Un jeune homme entre dans la gare; je lui donnerais 22 ans, il porte un simple jeans, mais sa chemise rose à dentelles blanches attire l’attention. Il passe par le circuit cordonné avec sa petite valise à roulette et s’installe derrière les 4 personnes qui sont encore au guichet. Il est rapidement rejoint par une femme de taille forte et au visage sévère portant des jeans trop serrés qui ne l’avantagent pas du tout, et qui tient une petite fille de 3-4 ans par la main. Je n’arrive pas à croire qu’il s’agisse d’un couple.
À l’autre bout de la petite station, la fille du kiosque Alliances Darna se penche pour ramasser quelque chose et attire le regard et les sourires entendus de trois jeunes hommes à proximité ; elle porte une chemise à manches courtes et au décolleté plongeant mais porte également un voile léger sur la tête, qui ne lui couvre pas vraiment les cheveux, par contre.
Mon «couple» quitte le guichet, et l’homme à la chemise rose file sur les quais alors que la femme et l’enfant traversent la station et entrent dans le petit kiosque à journaux au fond.
Un autre homme entre dans la gare et laisse carrément sa valise en plein milieu de la place avant de se rendre au guichet sans son encombrant bagage. N’importe où en occident, on imaginerait la chose imprudente, ou même dangereuse. L’homme est habillé d’un tee-shirt recouvert d’une veste en coton blanc ; il a l’air tout droit sorti de Miami Vice version série télé des années 80. Jamais il ne jette un œil vers sa valise restée 20 mètres derrière lui en plein centre de la station pendant les 4-5 minutes qu’il passe au guichet.

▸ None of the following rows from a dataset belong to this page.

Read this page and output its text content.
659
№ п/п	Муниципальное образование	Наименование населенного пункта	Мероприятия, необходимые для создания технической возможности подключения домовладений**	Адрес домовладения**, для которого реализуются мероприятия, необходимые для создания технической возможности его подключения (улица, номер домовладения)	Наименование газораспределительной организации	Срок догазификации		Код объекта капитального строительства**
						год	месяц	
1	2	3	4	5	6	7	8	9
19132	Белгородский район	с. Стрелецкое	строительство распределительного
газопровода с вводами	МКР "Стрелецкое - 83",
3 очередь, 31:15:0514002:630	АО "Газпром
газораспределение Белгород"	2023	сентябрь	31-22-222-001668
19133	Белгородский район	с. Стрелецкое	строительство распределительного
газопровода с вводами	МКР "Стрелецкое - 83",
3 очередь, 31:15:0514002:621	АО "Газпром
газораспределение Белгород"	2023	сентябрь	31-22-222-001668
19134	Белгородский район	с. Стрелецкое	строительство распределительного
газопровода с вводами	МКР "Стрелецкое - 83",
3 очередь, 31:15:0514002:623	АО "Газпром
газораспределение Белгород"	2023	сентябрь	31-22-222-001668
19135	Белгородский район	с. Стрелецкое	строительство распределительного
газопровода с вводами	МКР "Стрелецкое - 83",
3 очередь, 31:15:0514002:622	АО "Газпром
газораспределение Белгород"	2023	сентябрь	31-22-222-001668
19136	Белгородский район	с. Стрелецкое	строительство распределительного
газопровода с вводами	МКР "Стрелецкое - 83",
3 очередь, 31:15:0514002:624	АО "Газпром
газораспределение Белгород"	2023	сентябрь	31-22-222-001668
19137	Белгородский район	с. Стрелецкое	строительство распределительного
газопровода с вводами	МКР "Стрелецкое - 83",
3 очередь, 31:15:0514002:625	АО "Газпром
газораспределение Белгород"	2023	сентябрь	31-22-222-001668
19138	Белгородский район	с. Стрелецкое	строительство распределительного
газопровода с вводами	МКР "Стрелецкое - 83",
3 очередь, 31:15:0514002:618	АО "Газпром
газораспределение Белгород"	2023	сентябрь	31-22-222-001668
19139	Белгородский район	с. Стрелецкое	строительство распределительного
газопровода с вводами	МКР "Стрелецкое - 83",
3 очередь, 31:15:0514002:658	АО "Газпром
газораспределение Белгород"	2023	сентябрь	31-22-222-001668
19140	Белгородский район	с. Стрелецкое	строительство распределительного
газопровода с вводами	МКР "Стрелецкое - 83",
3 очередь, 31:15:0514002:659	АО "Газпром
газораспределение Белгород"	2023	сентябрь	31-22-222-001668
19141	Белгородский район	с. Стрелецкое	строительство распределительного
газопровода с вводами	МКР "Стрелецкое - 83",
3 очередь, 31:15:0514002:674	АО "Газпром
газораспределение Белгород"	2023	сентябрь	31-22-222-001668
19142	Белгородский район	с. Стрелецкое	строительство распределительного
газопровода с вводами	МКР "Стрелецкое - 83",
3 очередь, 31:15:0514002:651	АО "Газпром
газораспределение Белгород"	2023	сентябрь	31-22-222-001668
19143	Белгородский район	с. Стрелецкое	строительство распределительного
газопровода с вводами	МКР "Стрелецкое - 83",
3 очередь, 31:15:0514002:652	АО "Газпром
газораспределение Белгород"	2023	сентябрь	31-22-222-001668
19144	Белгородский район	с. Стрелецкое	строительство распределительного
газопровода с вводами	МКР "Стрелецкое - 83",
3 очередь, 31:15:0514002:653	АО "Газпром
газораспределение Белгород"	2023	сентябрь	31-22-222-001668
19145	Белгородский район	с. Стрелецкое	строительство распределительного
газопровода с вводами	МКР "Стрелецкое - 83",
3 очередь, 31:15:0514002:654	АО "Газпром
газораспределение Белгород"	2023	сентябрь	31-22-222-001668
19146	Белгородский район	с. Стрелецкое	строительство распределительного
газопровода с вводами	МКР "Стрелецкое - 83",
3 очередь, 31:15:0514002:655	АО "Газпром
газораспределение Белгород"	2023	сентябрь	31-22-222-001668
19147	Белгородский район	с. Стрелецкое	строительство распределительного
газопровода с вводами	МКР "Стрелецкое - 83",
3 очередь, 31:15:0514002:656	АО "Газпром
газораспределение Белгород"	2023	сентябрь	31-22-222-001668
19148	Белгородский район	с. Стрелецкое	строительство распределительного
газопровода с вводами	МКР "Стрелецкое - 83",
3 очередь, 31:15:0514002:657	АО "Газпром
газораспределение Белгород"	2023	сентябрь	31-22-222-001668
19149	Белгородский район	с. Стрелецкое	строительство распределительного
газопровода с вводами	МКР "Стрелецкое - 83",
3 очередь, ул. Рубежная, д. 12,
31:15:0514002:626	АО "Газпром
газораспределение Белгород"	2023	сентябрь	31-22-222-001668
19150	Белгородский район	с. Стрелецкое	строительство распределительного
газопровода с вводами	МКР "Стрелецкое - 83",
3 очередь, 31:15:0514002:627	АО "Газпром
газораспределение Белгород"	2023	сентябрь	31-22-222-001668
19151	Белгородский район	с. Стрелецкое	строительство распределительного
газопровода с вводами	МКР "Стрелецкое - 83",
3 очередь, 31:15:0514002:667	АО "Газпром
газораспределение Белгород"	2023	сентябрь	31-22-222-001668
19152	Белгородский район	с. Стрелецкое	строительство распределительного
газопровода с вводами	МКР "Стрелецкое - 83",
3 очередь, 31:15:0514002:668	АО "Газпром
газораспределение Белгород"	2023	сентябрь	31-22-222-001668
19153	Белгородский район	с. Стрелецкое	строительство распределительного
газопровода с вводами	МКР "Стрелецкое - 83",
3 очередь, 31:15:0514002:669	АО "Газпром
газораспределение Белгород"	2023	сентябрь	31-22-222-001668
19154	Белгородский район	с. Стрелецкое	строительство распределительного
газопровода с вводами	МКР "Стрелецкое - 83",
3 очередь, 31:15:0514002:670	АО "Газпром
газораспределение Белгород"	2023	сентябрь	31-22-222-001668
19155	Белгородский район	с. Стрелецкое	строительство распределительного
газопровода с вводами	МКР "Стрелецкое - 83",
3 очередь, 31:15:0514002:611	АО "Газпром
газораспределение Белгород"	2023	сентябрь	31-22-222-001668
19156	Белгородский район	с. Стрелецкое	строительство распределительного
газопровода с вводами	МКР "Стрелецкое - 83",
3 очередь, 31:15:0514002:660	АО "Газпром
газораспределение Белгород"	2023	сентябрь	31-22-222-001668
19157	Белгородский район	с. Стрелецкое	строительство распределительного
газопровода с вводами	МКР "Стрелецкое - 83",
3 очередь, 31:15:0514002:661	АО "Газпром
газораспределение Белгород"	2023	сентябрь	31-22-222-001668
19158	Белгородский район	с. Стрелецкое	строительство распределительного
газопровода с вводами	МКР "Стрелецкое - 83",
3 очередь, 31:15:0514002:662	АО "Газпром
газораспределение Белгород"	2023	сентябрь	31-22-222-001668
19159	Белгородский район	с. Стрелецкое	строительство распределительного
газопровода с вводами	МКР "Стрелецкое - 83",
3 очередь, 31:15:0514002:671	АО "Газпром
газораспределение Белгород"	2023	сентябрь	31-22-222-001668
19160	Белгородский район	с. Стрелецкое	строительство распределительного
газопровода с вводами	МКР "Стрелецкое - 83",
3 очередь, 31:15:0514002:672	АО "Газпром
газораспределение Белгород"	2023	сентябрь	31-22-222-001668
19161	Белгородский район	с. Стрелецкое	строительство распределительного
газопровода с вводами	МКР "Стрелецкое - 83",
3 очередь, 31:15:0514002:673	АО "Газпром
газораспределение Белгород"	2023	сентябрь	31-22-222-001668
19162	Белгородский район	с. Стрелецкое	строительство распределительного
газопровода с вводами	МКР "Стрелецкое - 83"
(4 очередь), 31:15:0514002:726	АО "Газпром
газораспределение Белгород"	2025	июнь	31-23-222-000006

Ce voyageur m’en rappelle un autre, assis devant Suze et moi la veille dans le train Rabat-Casa. Il lisait des extraits du Coran en chantonnant quelques versets à voix basse. Une fois encore, ce genre de comportement en aurait inquiété plus d’un en occident – surtout dans les transports publics – mais au Maroc, la chose semblait tout à fait normale.
Une corpulente dame vêtue d’une longue robe bleue arrive du quai avec une valise sous un bras et une antenne parabolique sous l’autre. Elle sort de la gare en hélant un grand taxi.
La femme au regard sévère sort du kiosque avec son enfant en remorque; la fillette se délecte d’une glace, exempte qu’elle est d’observer le Ramadan vu son jeune âge.
Le train de 13h07 part finalement à 13h25. Je remarque que le père et le fils à mes côtés ont disparu sans que je ne me rende compte qu’ils étaient partis.
Une empoignade à l’extérieur monopolise soudainement l’attention des voyageurs. Une homme portant plusieurs sacs de plastique résiste avec vigueur et cris à un agent de sécurité bedonnant qui le force à s’éloigner de l’édifice. Les deux disparaissent de l’entrée mais on entend les vociférations de l’homme encore quelques minutes.
Mon train est annoncé sur la voie 7 au tableau de la gare mais Casa Voyageur ne comporte que 6 voies. Comme les annonces sur le quai sont souvent contradictoires, je me décide à mettre fin à ma rédaction pour aller voir si mon train pour Tanger est arrivé.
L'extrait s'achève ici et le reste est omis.